Os cientistas combinaram células-tronco humanas e partes do intestino de ratos para criar enxertos de intestino. Essa técnica pode ajudar pacientes com problemas gastrointestinais no futuro.
O intestino é um órgão muito importante para a absorção de nutrientes, e é lá que ocorre a maior parte da digestão dos alimentos. Por isso, as consequências de certos distúrbios gastrointestinais – como a doença de Crohn, câncer e infarto no intestino – podem ser bem complicadas em alguns casos, levando a uma condição conhecida como síndrome do intestino curto. Quando uma pessoa tem essa síndrome, o intestino dela não é mais capaz de absorver nutrientes adequadamente, e é necessária uma nutrição intravenosa para sobrevivência.

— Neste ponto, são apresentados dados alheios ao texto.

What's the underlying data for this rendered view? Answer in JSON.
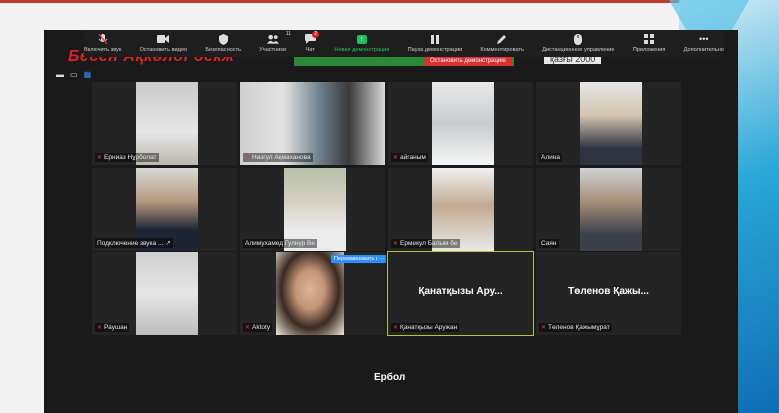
{
  "toolbar": {
    "items": [
      {
        "label": "Включить звук",
        "icon": "mic-off-icon"
      },
      {
        "label": "Остановить видео",
        "icon": "video-icon"
      },
      {
        "label": "Безопасность",
        "icon": "shield-icon"
      },
      {
        "label": "Участники",
        "icon": "participants-icon",
        "count": "11"
      },
      {
        "label": "Чат",
        "icon": "chat-icon",
        "badge": "2"
      },
      {
        "label": "Новая демонстрация",
        "icon": "share-icon"
      },
      {
        "label": "Пауза демонстрации",
        "icon": "pause-icon"
      },
      {
        "label": "Комментировать",
        "icon": "pencil-icon"
      },
      {
        "label": "Дистанционное управление",
        "icon": "remote-control-icon"
      },
      {
        "label": "Приложения",
        "icon": "apps-icon"
      },
      {
        "label": "Дополнительно",
        "icon": "more-icon"
      }
    ]
  },
  "share_banner": {
    "title": "Бесен Ақкөлді бекж",
    "stop_label": "Остановить демонстрацию",
    "right_text": "қазғы 2000"
  },
  "tiles": [
    {
      "name": "Ерниаз Нұрболат",
      "mic": "muted"
    },
    {
      "name": "Назгул Ақмаханова",
      "mic": "muted"
    },
    {
      "name": "айганым",
      "mic": "muted"
    },
    {
      "name": "Алина",
      "mic": "none"
    },
    {
      "name": "Подключение звука ...",
      "mic": "connecting"
    },
    {
      "name": "Алимухамед Гулнур Ве",
      "mic": "none"
    },
    {
      "name": "Ермекул Балым бе",
      "mic": "muted"
    },
    {
      "name": "Саян",
      "mic": "none"
    },
    {
      "name": "Раушан",
      "mic": "muted"
    },
    {
      "name": "Aktoty",
      "mic": "muted"
    },
    {
      "name": "Қанатқызы Аружан",
      "mic": "muted",
      "big": "Қанатқызы Ару..."
    },
    {
      "name": "Төленов Қажымұрат",
      "mic": "muted",
      "big": "Төленов Қажы..."
    }
  ],
  "rename_label": "Переименовать вы",
  "more_label": "...",
  "bottom_participant": "Ербол",
  "colors": {
    "accent": "#2d8cff",
    "share_green": "#1fc35b",
    "muted_red": "#e33333",
    "active_border": "#b5c43a"
  }
}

Outra saída nesses casos é o transplante de intestino. Já é possível fazer isso, mas, além da disponibilidade limitada de órgãos para doação, as taxas de sucesso dos transplantes são relativamente baixas. As principais complicações são relacionadas à resposta imune do organismo, que pode resultar em rejeição aguda, ou no uso de imunossupressores, que levam a uma maior chance de problemas como infecções e disfunção renal, por exemplo (nós já falamos um pouco no blog sobre como o sistema imune age nessas situações aqui).
É aí que as células-tronco podem fazer toda a diferença. Usar células do próprio paciente é uma estratégia que tem o potencial de eliminar o problema das listas de espera para transplantes, como a possibilidade de rejeição do órgão pelo organismo e a necessidade do uso de imunossupressores – uma vez que o órgão produto dessa bioengenharia será compatível com o paciente. É nesse sentido que o estudo publicado recentemente na revista Nature Communications é importante: os pesquisadores demonstraram que é possível, sim, usar células humanas para desenvolver intestinos funcionais em laboratório.
Eles usaram células-tronco pluripotentes induzidas humanas (ou iPSCs, você pode ler um pouco sobre essas células aqui) para criar células progenitoras epiteliais intestinais e essas células foram, então, usadas para repovoar um arcabouço obtido a partir de intestinos dos ratos utilizados no experimento (para fazer esse arcabouço, eles primeiro lavaram os intestinos com um detergente que eliminou as células presentes no tecido, preservando apenas a estrutura). Eles conseguiram, também, manter a vascularização do órgão, e usaram células humanas endoteliais para repovoar essa rede vascular. Pesquisas anteriores já tinham conseguido criar organoides de intestinos com células-tronco, mas não com o nível de complexidade funcional desse estudo.
Os enxertos de intestino foram analisados tanto ex vivo (fora do organismo) como transplantados em ratos. O período de análise foi de 28 dias – e os enxertos sobreviveram por todo esse período. O grupo encontrou evidências de que as funções de regulação da absorção da glicose e de gorduras estavam sendo em algum grau desempenhadas pelas células presentes na estrutura. O resultado é relevante para a pesquisa, mas ainda é necessário melhorar essa função em estudos posteriores para que a técnica desenvolvida por eles possa ser usada em aplicações clínicas. Além disso, é preciso testar o uso em animais maiores e por períodos mais longos.
Referência:
Bioengineering of functional human induced pluripotent stem cell-derived intestinal grafts. Kitano K et al. Nature Communications. 2017.